Publicado em 1988, o livro inicia com o caos deixado por Lestat em sua egocêntrica tentativa de ser o “todo poderoso e roqueiro” vampiro, o terceiro volume d’As Crônicas – que ganhou uma adaptação em 2002, dirigido pelo australiano Michael Rymer, com roteiro de Scott Abbott e Michael Petroni, com Stuart Townsend ocupando o lugar de Tom Cruise como Lestat e Aaliyah como a toda poderosa que dá nome à obra; com elementos de O Vampiro Lestat mesclados à trama, além das já costumeiras liberdades criativas… por muitos motivos, o filme acabou se tornando um fracasso cinematográfico, especialmente se comparado ao brilhantemente produzido Entrevista com o Vampiro – traz o verdadeiro caos e inferno na Terra quando Akasha, a Mãe, a primeira dos sugadores de sangue, uma Daqueles que Devem ser Preservados, a mais cruel dos seres da noite se vê desperta graças as canções intoxicantes e confessórias de Lestat.

Pois nela sempre houvera um lugar escuro e cheio de desespero. E uma grande força que a impulsionava a criar sempre um sentido qualquer, porque não havia sentido algum.

É difícil embarcar em uma leitura como a desta série vampiresca e não se ver contagiado, intimidado e até incomodado com diversas das atitudes e pensamentos dos personagens primorosamente construídos por sua autora – e por sinal, desconheço outro escritor com tamanha expertise. Aqui, mais que nos dois volumes anteriores, toda a matança é justificada por delírios de poder e sonhos distorcidos; especialmente por Akasha que buscava a paz mundial se baseando no fato de que apenas homens guerreavam, apenas homens possuíam a semente do mal intrínseca em seu cerne – uma visão feminista e tirânica que pode muito bem ser comparada à outros discursos de limpeza promovidos por figuras ditatoriais no nosso mundo – e que as mulheres deveriam tomar as rédeas – enfeitiçadas pela Rainha, é claro, porque como todo “bom ditador” não há espaço para livre arbítrio – dessa purificação… mas, antes dela grande parte, se não todos, os filhos da escuridão buscavam justificar seus abates, a escala e a forma escolhida para tal feito que variava.

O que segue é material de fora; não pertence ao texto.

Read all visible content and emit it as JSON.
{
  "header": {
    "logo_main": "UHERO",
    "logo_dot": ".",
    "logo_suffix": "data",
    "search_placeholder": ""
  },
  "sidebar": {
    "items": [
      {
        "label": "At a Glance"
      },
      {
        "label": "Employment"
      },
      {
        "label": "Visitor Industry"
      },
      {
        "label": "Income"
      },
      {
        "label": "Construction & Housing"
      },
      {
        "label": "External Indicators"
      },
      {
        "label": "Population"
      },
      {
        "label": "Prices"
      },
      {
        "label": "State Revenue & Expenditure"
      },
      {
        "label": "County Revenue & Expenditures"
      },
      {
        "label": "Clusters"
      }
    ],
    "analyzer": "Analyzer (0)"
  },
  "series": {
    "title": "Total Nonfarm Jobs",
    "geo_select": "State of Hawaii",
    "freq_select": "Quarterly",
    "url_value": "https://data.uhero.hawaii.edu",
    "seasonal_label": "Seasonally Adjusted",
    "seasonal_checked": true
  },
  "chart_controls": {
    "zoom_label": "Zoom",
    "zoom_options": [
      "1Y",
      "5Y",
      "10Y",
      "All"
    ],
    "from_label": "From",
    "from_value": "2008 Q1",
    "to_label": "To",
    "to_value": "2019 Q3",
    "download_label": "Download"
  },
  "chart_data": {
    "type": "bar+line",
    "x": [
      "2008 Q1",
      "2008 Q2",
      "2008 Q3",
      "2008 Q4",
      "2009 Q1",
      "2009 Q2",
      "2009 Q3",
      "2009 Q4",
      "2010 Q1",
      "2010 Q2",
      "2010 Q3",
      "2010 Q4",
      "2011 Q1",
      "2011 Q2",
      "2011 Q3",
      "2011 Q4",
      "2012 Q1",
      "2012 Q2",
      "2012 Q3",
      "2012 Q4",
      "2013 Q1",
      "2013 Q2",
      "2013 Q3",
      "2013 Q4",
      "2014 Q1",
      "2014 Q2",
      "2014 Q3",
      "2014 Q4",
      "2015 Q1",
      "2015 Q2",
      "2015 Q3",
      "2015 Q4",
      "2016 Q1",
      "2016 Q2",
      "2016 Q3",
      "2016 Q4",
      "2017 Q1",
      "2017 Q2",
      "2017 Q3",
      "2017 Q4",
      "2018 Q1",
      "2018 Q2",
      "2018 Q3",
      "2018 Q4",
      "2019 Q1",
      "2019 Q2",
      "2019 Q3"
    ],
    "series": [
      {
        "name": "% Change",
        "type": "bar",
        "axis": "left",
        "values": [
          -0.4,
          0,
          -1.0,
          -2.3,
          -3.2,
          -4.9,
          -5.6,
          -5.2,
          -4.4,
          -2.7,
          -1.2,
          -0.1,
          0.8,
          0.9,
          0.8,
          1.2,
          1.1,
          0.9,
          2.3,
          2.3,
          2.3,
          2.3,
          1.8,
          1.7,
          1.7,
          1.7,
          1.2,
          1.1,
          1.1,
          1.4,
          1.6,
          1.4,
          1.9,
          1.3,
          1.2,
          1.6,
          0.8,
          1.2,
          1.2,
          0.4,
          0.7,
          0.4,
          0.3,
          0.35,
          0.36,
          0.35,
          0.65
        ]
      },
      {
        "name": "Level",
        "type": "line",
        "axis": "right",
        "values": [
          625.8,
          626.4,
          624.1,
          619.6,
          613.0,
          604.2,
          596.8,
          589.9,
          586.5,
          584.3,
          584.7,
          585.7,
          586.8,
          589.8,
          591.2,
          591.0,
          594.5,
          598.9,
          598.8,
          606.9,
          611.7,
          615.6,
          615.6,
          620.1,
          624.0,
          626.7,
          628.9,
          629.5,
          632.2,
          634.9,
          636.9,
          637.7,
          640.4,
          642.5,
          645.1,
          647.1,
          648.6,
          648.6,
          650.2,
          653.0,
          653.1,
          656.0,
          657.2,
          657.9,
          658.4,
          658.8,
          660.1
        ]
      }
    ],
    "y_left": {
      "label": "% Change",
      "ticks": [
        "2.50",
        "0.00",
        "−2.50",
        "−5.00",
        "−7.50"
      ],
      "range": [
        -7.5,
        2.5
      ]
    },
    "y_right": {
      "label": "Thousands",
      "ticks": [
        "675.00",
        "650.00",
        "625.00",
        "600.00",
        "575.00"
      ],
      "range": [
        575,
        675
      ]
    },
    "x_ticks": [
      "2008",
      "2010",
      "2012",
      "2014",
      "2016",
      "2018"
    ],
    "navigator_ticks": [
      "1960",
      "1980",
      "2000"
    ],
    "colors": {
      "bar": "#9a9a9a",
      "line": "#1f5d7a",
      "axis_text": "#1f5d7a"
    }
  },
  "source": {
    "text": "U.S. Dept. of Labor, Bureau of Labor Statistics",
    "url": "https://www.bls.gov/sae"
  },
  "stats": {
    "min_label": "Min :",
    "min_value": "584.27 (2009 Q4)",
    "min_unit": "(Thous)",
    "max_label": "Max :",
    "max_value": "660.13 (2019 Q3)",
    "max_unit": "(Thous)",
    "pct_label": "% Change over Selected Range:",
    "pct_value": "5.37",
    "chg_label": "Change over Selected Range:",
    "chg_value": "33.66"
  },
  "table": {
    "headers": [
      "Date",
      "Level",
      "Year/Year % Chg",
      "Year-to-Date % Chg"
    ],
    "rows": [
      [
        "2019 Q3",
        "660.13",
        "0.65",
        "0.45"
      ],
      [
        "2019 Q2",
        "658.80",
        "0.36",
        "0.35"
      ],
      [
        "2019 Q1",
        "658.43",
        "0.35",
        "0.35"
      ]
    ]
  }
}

Conflitos morais a parte, além dos novos, porém velhíssimos, rostos presentes em A Rainha dos Condenados o leitor outra vez mais se verá na presença de nomes conhecidos como Armand – o angelical vampiro adolescente do Teatro dos Vampiros de Paris – Marius – o romano cuidador do Pai e da Mãe, Rei e Rainha, Enkil e AkashaGabrielle, Louis e Daniel – o humano repórter de Entrevista, agora pupilo do vampiro Armand. Ao finalizar esta leitura de duas coisas tive certeza absoluta: uma delas é que este livro certamente funciona como uma espécie de base, ou linha divisória, das histórias narradas nos demais livros da série; a segunda é, ainda que o erotismo, a complexa violência e, por vezes, os caminhos profanos singrados pelos personagens me incomodem pessoalmente, cedo ou tarde minha curiosidade irá vencer e voltarei às Crônicas para saciar esta sede e vislumbrar tudo o mais que miss Rice há tanto tempo idealizou para nós leitores que, timidamente ou não, flertamos com a escuridão.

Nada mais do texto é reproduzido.